Le formatage repart de plus bel. L’individualisme, « valeur » du « monde libre », est dopé par l’essor de la consommation de masse. Le « collectivisme » stalinien sert d’épouvantail. L’école note, classe, met en compétition, organise les filières, au service du libéralisme économique. Le formatage historique orchestré par De Gaulle, occulte la collaboration, le rôle de la police dans l’arrestation des juifs français, la réalité coloniale. L’Histoire reste au service du roman national. Toutefois, dans le contexte favorisant des « trente glorieuses », le corset culturel commence à craquer, le système scolaire, ses discriminations, ses inégalités, deviennentence à craquer. La traduction scolaire desl'ment insupportables.

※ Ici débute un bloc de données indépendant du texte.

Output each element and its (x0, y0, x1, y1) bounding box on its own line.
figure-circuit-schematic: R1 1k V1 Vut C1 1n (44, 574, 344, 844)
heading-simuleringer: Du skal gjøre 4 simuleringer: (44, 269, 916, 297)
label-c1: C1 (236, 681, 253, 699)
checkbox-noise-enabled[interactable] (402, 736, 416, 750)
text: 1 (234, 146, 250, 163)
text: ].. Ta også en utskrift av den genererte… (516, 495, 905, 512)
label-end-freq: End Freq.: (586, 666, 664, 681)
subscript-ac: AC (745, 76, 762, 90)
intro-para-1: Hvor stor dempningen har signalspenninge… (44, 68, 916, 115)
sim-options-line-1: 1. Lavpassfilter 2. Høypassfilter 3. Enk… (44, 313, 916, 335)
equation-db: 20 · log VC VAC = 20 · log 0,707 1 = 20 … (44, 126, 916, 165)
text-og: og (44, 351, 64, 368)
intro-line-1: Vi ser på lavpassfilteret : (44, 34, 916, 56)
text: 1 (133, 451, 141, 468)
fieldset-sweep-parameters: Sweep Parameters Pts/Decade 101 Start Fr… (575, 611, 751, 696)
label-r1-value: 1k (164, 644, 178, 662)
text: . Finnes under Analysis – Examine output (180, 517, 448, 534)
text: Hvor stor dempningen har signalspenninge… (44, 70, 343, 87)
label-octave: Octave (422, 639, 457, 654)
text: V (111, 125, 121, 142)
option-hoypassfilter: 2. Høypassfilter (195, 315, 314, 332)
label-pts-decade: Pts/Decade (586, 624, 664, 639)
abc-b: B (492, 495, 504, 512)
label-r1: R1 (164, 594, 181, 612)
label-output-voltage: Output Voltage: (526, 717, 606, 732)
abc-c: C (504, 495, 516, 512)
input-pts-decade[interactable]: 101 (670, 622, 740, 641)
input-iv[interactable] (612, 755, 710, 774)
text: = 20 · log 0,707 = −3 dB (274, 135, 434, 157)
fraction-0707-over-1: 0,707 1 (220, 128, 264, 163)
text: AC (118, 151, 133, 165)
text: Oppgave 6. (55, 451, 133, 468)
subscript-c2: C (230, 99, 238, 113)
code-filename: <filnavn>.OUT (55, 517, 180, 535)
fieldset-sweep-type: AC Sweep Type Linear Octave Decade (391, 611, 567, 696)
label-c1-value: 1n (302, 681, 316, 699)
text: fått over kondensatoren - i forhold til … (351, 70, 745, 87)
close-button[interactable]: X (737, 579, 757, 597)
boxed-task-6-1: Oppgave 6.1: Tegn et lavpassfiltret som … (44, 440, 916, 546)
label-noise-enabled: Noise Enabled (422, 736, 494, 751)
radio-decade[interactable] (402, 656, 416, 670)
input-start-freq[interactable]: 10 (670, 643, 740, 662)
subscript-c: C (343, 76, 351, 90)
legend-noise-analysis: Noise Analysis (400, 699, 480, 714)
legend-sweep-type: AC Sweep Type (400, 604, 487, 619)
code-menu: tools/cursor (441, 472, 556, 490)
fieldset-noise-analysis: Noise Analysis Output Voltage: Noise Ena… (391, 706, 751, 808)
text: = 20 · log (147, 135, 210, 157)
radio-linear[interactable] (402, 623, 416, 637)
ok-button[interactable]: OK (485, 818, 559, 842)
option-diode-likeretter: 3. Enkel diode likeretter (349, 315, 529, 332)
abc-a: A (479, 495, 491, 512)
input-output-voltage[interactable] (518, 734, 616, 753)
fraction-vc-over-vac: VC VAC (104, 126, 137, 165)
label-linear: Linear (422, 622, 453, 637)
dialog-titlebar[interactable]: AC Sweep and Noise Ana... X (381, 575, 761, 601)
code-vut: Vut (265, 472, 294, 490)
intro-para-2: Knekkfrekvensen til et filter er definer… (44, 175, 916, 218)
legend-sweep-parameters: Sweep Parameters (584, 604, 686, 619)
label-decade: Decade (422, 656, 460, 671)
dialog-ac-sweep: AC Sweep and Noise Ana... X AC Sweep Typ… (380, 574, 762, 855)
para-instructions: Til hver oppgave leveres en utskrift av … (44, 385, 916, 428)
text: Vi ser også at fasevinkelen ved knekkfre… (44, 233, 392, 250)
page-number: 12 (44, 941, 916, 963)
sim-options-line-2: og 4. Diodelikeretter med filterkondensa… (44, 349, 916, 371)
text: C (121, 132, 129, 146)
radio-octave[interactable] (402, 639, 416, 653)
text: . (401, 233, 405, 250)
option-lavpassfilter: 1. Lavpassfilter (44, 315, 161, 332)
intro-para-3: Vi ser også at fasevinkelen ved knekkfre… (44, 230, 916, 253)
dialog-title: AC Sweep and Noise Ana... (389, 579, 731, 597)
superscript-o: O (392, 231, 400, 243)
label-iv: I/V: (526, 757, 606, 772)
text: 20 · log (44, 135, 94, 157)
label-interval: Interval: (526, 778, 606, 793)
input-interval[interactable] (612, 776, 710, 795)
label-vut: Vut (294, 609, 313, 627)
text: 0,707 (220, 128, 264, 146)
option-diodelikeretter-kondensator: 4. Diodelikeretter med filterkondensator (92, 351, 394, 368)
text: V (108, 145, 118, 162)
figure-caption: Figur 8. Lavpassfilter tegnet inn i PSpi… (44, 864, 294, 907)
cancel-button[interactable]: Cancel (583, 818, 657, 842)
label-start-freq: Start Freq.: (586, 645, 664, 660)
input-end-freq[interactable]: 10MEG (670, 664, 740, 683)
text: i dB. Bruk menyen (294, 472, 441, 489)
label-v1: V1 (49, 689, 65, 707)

  • L’inspecteur Robert Gloton, président du Groupe Français d’Education Nouvelle (GFEN), initie au début des années 60 les « écoles expérimentales du XXème ». Roger Gal (un des équipiers du plan Langevin Wallon) directeur de l’IPN s’y intéresse. L’idée « d’ouverture de l’école » apparaît moyen efficace de lutte contre ces inégalités, met en question le carcan institutionnel et anticipe le bouillonnement pédagogique provoqué par Mai 68.

Peu après, des municipalités, notamment celles de Saint-Fons, puis de Grenoble en 72 , entreprennent des innovations permettant « l’ouverture » de l’école, avec le soutien de la Recherche.

  • En 1982, Alain Savary (Ministre de l’Education) permet l’ouverture des lycée autogérés de St-Nazaire , de Paris, du CLE (collège lycée, école Freinet) d’Hérouville St-Clair…

1983, cette brève période innovatrice subit, comme l’économie, le diktat TINA (there is no alternative) inauguré par Reagan et Thatcher et toujours dominant.

Il faut attendre 2002 pour connaître une nouvelle innovation notable. L’ouverture du Collège Clisthène à Bordeaux fait évènement !

En 2018, le mouvement Freinet compte lui-même une trentaine d’écoles affirmant leur appartenance !


Ce dénombrement, presque complet, des établissements plus ou moins en rupture avec le système dominant permet de dire que le nombre d’enseignants évitant de participer à la reproduction sociale et au formatage institutionnel, d’une manière significative, est dérisoire. Les autres font ce qu’ils peuvent pour ne pas être complices dans des contextes souvent difficiles.

On peut oser dire ça : depuis Jules Ferry, il n’a jamais été possible de changer le système…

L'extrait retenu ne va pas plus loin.